Margaret Stephens wants everyone to know she is alive — and kicking.
The longtime Hope resident was shocked to hear of her own death, as told to her by Elections B.C. last Thursday.
She knew she hadn’t received a voting card in the mail, so she took her small, previously issued, voters card with her when she headed to the polls. A regular voter, she intended to vote for her new MLA.
When she arrived, she was told she was not on the list, and that she could register on site. And she would have, she said, if the exact same thing hadn’t happened before.
But it did. In 2009, she was told the same thing.
“I reapplied then (in 2009), and I thought I was okay,” she said.
So, sensing something was entirely wrong, Stephens headed home and called Elections BC directly. It was there she was told she was listed as deceased.

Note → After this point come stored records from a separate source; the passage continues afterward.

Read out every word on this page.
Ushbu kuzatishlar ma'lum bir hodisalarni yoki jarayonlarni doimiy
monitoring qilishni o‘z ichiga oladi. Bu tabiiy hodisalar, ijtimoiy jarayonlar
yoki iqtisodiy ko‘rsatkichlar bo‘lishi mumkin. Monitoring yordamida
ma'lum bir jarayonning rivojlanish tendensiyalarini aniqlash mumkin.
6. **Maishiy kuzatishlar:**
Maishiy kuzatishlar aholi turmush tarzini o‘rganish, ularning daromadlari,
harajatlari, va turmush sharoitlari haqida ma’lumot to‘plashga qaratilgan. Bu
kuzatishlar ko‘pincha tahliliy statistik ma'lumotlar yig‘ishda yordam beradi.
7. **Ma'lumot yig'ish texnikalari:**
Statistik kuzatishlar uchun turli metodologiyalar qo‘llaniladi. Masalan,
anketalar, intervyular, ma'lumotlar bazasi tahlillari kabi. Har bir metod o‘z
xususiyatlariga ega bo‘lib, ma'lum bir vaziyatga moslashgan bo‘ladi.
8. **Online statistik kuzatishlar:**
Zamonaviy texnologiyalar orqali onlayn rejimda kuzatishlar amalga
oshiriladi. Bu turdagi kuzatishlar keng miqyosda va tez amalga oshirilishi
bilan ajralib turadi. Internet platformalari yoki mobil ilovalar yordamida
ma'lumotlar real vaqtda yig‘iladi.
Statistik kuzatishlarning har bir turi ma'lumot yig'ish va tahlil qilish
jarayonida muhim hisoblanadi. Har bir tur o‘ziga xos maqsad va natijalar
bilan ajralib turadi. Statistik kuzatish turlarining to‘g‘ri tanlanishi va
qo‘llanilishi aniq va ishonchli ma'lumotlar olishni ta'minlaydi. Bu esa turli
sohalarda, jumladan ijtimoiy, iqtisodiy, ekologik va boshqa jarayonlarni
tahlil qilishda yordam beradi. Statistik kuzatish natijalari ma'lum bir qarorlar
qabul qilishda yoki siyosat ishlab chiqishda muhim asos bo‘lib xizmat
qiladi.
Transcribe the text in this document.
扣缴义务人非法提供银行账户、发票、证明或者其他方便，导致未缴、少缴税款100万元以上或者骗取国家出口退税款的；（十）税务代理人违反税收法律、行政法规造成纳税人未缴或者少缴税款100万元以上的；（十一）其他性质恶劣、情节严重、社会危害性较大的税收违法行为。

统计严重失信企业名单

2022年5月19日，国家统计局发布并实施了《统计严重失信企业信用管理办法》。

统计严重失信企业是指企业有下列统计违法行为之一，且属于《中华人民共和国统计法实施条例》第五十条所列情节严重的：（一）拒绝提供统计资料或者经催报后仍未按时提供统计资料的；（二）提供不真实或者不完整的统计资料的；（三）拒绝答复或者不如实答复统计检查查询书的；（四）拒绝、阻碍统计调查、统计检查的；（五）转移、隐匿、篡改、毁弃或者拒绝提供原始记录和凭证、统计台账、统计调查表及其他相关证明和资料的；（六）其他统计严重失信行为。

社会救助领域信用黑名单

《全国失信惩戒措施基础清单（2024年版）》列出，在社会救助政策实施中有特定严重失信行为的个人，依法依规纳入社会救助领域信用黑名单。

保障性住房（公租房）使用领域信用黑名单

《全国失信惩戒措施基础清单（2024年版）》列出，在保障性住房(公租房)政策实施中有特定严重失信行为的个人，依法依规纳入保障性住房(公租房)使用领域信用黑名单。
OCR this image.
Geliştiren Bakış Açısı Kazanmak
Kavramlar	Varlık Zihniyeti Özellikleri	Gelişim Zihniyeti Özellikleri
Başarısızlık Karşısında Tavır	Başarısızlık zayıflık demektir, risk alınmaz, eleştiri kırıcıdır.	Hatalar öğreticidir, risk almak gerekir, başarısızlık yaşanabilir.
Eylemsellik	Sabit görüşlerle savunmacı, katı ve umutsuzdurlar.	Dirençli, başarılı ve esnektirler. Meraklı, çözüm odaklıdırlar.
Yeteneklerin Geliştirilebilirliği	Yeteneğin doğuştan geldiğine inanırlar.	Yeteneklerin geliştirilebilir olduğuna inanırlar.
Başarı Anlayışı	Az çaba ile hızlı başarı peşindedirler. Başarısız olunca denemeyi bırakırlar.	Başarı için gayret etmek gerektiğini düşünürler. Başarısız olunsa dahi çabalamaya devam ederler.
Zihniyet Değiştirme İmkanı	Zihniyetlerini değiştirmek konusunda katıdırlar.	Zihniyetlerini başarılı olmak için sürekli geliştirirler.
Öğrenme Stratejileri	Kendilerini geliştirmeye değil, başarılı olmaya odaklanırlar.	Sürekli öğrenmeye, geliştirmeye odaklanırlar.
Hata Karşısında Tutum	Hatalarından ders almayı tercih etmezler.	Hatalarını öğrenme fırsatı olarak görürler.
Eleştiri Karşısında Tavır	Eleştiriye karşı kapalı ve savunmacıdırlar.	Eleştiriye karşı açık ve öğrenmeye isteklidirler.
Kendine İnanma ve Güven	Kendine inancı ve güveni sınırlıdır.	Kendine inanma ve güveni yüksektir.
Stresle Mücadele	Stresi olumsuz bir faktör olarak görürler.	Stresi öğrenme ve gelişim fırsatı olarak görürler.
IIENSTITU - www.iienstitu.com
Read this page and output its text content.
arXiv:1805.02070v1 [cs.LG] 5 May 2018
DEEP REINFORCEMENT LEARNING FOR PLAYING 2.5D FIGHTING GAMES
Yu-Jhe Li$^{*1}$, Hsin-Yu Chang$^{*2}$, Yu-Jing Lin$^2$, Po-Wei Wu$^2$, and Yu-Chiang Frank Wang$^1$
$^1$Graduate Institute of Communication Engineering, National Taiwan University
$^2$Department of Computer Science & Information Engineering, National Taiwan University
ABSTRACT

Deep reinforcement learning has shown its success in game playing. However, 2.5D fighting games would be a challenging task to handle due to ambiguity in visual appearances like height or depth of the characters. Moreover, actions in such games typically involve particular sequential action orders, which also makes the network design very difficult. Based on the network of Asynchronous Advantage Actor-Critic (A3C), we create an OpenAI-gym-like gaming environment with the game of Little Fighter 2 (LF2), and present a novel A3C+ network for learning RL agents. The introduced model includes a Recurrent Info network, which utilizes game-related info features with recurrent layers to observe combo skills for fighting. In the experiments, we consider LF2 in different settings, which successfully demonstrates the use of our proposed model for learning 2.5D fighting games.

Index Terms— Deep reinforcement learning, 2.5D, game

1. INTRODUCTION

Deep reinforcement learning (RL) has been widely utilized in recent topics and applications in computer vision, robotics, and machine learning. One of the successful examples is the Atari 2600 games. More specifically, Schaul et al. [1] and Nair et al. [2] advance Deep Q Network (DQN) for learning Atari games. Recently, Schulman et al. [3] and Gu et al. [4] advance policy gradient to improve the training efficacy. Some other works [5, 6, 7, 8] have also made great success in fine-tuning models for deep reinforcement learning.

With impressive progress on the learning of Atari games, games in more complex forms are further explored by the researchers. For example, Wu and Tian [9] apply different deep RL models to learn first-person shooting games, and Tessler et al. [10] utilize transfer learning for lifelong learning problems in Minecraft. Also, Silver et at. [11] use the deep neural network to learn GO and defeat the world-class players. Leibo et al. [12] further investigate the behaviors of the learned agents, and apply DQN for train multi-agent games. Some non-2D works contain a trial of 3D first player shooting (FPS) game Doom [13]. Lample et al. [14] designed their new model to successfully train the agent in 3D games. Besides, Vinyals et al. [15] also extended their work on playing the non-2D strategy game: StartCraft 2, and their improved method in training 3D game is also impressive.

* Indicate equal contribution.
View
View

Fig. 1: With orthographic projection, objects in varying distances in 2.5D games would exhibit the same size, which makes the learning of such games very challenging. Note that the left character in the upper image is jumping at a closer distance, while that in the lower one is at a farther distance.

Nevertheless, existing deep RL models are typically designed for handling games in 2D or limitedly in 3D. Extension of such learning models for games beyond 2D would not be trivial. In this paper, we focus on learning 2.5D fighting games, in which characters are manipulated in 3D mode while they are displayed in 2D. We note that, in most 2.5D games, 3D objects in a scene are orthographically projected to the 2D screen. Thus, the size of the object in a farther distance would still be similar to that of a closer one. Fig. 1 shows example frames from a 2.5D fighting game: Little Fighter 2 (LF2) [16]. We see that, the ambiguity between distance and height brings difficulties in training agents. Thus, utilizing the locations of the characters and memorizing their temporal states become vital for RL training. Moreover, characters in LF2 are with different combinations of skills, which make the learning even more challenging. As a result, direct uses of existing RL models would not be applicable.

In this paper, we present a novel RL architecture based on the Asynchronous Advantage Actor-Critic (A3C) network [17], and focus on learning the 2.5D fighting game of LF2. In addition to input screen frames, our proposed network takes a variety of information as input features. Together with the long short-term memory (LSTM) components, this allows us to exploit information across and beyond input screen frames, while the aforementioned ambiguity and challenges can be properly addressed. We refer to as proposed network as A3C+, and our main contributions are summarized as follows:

“When did i die?,” she asked them. “There is somebody walking around here on two legs, so tell me when did I die?”
But she wasn’t going to let that stop her. She marched back to the polling station, registered onsite, and cast her ballot.
But her experience has her wondering how accurate the entire elections system is.
“I am cross,” she said. “I have lived in Hope for 78 years, lived in the same house for 56 years. Where is my ballot?”
She wonders what happened when she registered at the polling station in 2009, and whether her vote was ever recorded. She wonders what will happen to her vote this time around, too.
“It’s got to be cleaned up,” she said. “It’s my privilege to vote and it’s my right to vote, and I don’t know where my name has gone.”
She had been trying to get in touch with newly-elected MLA Gwen O’Mahony, to get help in finding out what went wrong. She also wants an apology, and proof that she is now a registered voter. O’Mahony has not yet been sworn in, but has been in Victoria all week getting a crash course in politics.
The Observer caught up with her between meetings, and put the two women in contact.
By chance, Bill-33 is being discussed this week, which in part discusses door-to-door enumeration.
“This is quite timely, given what is being discussed right now,” she said. She agrees the issue is troubling, and vowed to help Stephens find out what happened.
“Sure people make mistakes,” O’Mahony said. “But what this does is it tears at the fiber of trust.”
“The Liberals feel we have the best, most up-to-date voters list, but there are obviously still issues.”
She is hoping to see a return of timely, door-to-door enumeration, to clean up the voters list.
Stephens, clearly, wants something to be done, too.
“Something is fishy in Denmark,” she said.